1 Cor 15:12, 16-20
Lk 6:17, 20-26
Trust in God
Both the first and second readings remind us that it is foolish to place our trust in anyone or anything but God. “Thus says the LORD: Cursed is the one who trusts in human beings, who seeks his strength in flesh, whose heart turns away from the LORD.”
When we hear the words of the gospel for Sunday we are challenged to place our trust in God who teaches us the beatitudes as a way to be a committed follower. Most of us are familiar with the beatitudes from the Gospel of Matthew that are part of Jesus’ Sermon on the Mount. Today we hear Luke’s version from a section of his gospel called the Sermon on the Plain. This is not the only difference.
In Matthew Jesus speaks from a small mountain reminiscent of Moses speaking the commandments as the voice and authority of God. Luke’s Jesus speaks from level ground with the disciples and the crowd around him. Jesus is God among us. In Matthew Jesus speaks to the crowd, but in Luke Jesus speaks directly and personally to his disciples, even though there is a crowd around them. In Matthew there are eight beatitudes and in Luke only four with four accompanying warnings or woes.

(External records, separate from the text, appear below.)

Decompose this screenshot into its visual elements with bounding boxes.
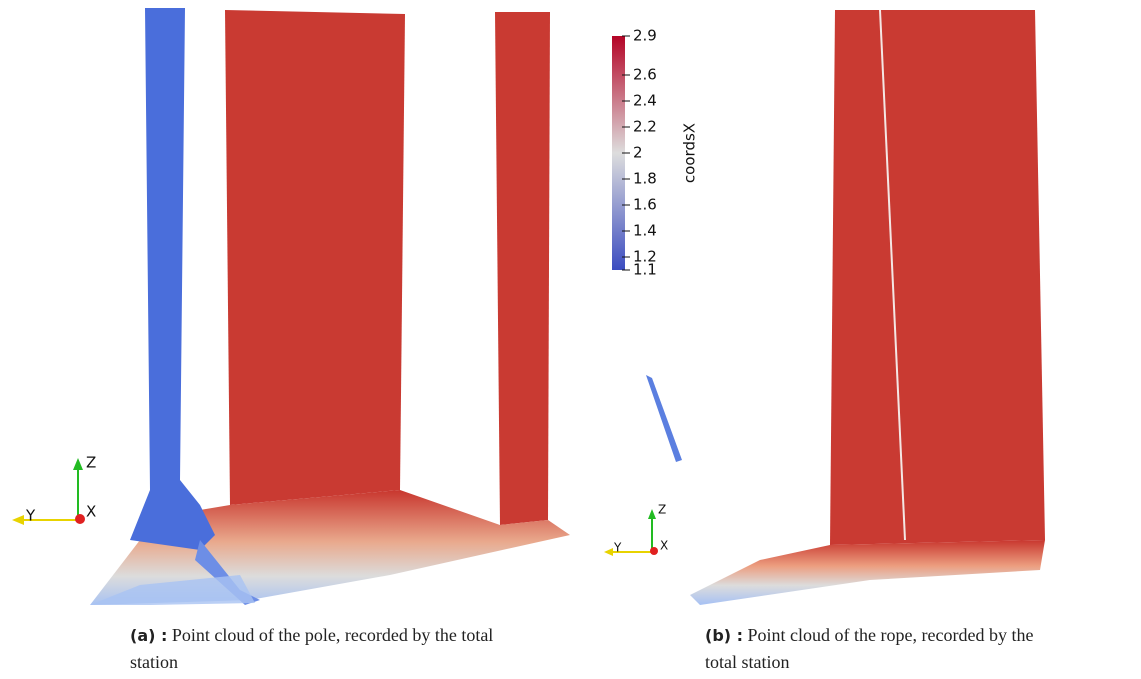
caption-tag: (a) : [130, 626, 168, 645]
caption-text: Point cloud of the rope, recorded by the… [705, 625, 1034, 672]
axis-label: X [86, 503, 96, 521]
axis-label: Z [86, 454, 96, 472]
colorbar-tick-label: 1.4 [633, 222, 657, 240]
caption-tag: (b) : [705, 626, 744, 645]
axes-triad-b: Z Y X [604, 503, 668, 556]
caption-b: (b) : Point cloud of the rope, recorded … [705, 622, 1065, 675]
point-cloud-a [90, 8, 570, 605]
caption-a: (a) : Point cloud of the pole, recorded … [130, 622, 540, 675]
axis-label: X [660, 539, 668, 553]
axis-label: Y [613, 541, 622, 555]
colorbar-label: coordsX [681, 123, 699, 183]
caption-text: Point cloud of the pole, recorded by the… [130, 625, 494, 672]
axis-label: Z [658, 503, 666, 517]
colorbar-tick-label: 2.9 [633, 27, 657, 45]
figure-graphics: 2.9 2.6 2.4 2.2 2 1.8 1.6 1.4 1.21.1 coordsX Z Y… [12, 8, 1045, 605]
colorbar-tick-label: 1.8 [633, 170, 657, 188]
axes-triad-a: Z Y X [12, 454, 96, 525]
colorbar-tick-label: 2 [633, 144, 643, 162]
point-cloud-b [646, 9, 1045, 605]
colorbar-tick-label: 2.4 [633, 92, 657, 110]
colorbar-tick-label: 1.2 [633, 248, 657, 266]
colorbar-tick-label: 1.1 [633, 261, 657, 279]
axis-label: Y [25, 507, 36, 525]
colorbar [612, 36, 625, 270]
colorbar-ticks: 2.9 2.6 2.4 2.2 2 1.8 1.6 1.4 1.21.1 [622, 27, 657, 279]
colorbar-tick-label: 1.6 [633, 196, 657, 214]
colorbar-tick-label: 2.2 [633, 118, 657, 136]
colorbar-tick-label: 2.6 [633, 66, 657, 84]
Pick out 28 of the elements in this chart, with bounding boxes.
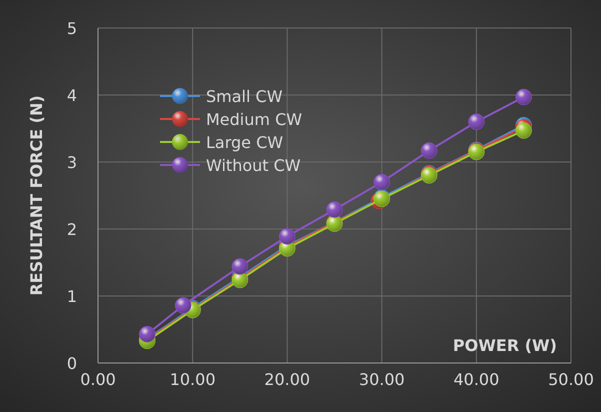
legend-label: Medium CW [206, 110, 302, 129]
point [326, 201, 343, 218]
y-tick-label: 0 [66, 354, 78, 373]
point [374, 174, 390, 190]
y-tick-label: 5 [66, 19, 78, 38]
x-tick-label: 30.00 [358, 370, 405, 389]
point [515, 88, 532, 106]
legend-label: Large CW [206, 133, 284, 152]
x-tick-label: 0.00 [80, 370, 116, 389]
point [138, 326, 156, 342]
x-tick-label: 20.00 [264, 370, 310, 389]
y-tick-label: 4 [66, 86, 78, 105]
x-tick-label: 10.00 [170, 370, 216, 389]
y-axis-title: RESULTANT FORCE (N) [27, 95, 46, 296]
point [232, 258, 248, 275]
legend-label: Without CW [206, 156, 301, 175]
y-tick-label: 2 [66, 220, 78, 239]
x-tick-label: 40.00 [453, 370, 500, 389]
point [420, 142, 438, 159]
y-tick-label: 1 [66, 287, 78, 306]
x-tick-label: 50.00 [548, 370, 594, 389]
point [515, 122, 532, 139]
point [468, 114, 485, 130]
y-tick-label: 3 [66, 153, 78, 172]
point [278, 228, 296, 245]
point [174, 297, 192, 314]
x-axis-title: POWER (W) [452, 336, 557, 355]
legend-label: Small CW [206, 87, 283, 106]
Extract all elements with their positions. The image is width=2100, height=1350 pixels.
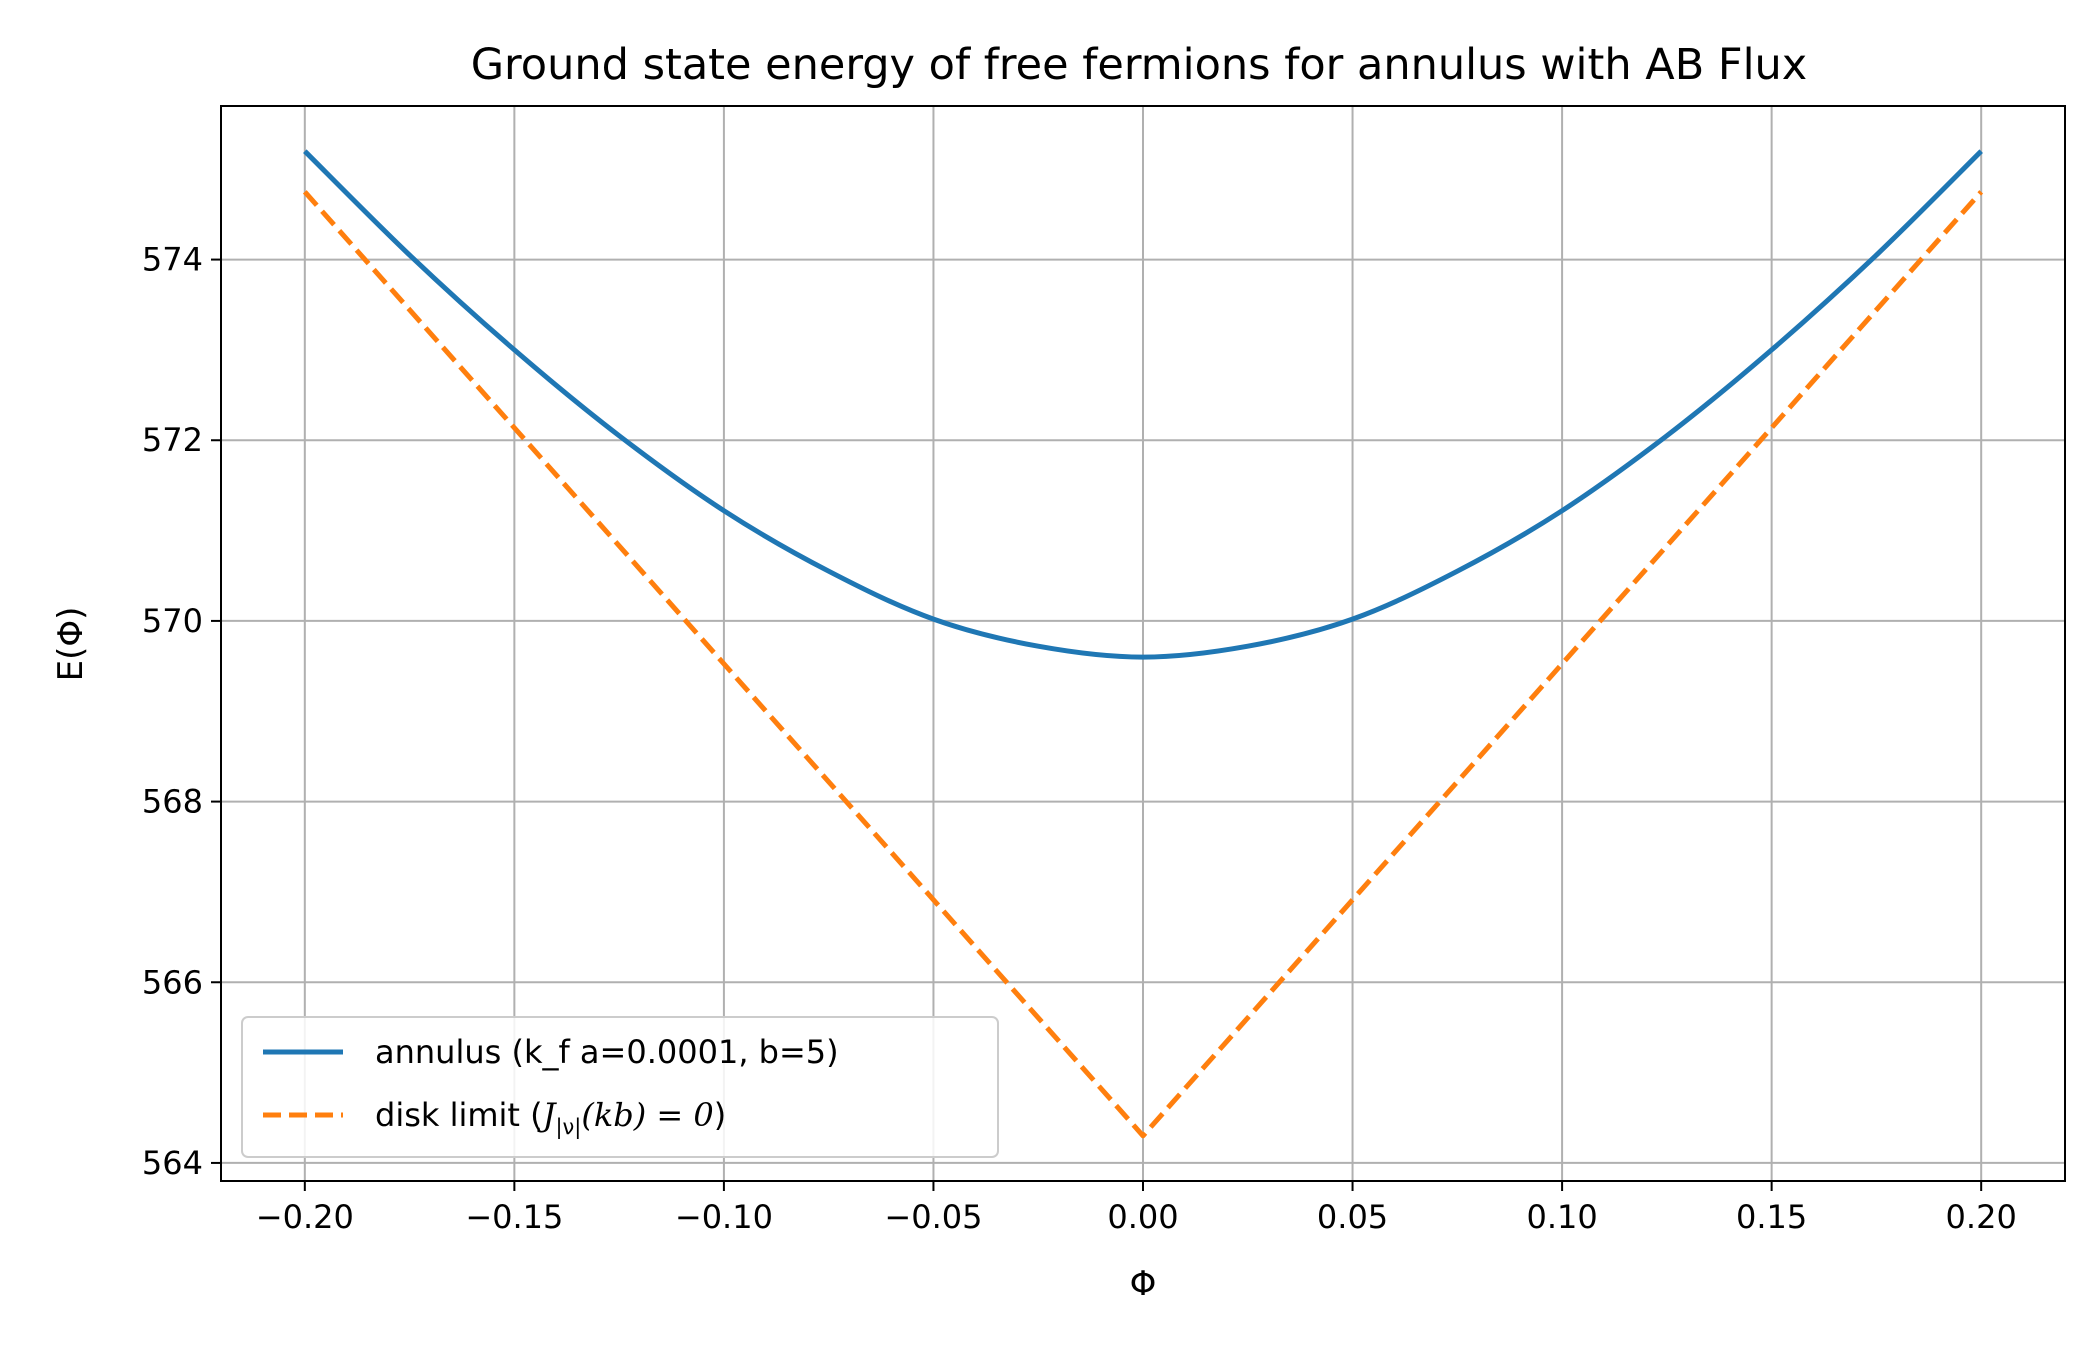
- grid: [221, 106, 2065, 1181]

Luke’s beatitudes are often called a gospel of reversals. He tells us, “Blessed are you who are poor, for the kingdom of God is yours.” His first “woe” or warning states, “But woe to you who are rich, for you have received your consolation.” Riches, possessions, reputation are not things that we can depend upon as sources of eternal happiness. That comes only when we truly trust God and our relationship with God. This is because the teachings in the beatitudes show Jesus as the God of reversals. In our society the rich are seen as blessed, but in the eyes of Jesus it is the poor and needy, the disenfranchised of our society who are looked upon with compassion and love. it is because of our faith and love of the God we are blessed, but we have to admit that we are needy, that we need God’s blessings every day of our lives. We are called to trust in our loving and compassionate God who asks us to live the beatitudes in our lives.
Read and reflect on the beatitudes from Luke’s gospel. Make them your own and try to honestly live then each day — with great trust in God.
“Blessed are you who are poor,
for the kingdom of God is yours.
Blessed are you who are now hungry,
for you will be satisfied.
Blessed are you who are now weeping,
for you will laugh.
Blessed are you when people hate you,
and when they exclude and insult you,
and denounce your name as evil
on account of the Son of Man.
Rejoice and leap for joy on that day!
Behold, your reward will be great in heaven.
For their ancestors treated the prophets in the same way.
But woe to you who are rich,
for you have received your consolation.
Woe to you who are filled now,
for you will be hungry.
Woe to you who laugh now,
for you will grieve and weep.
Woe to you when all speak well of you,
for their ancestors treated the false
prophets in this way.”
Which beatitude/woe do you find the hardest to live out in your life?
In what ways do you deepen your trust in God?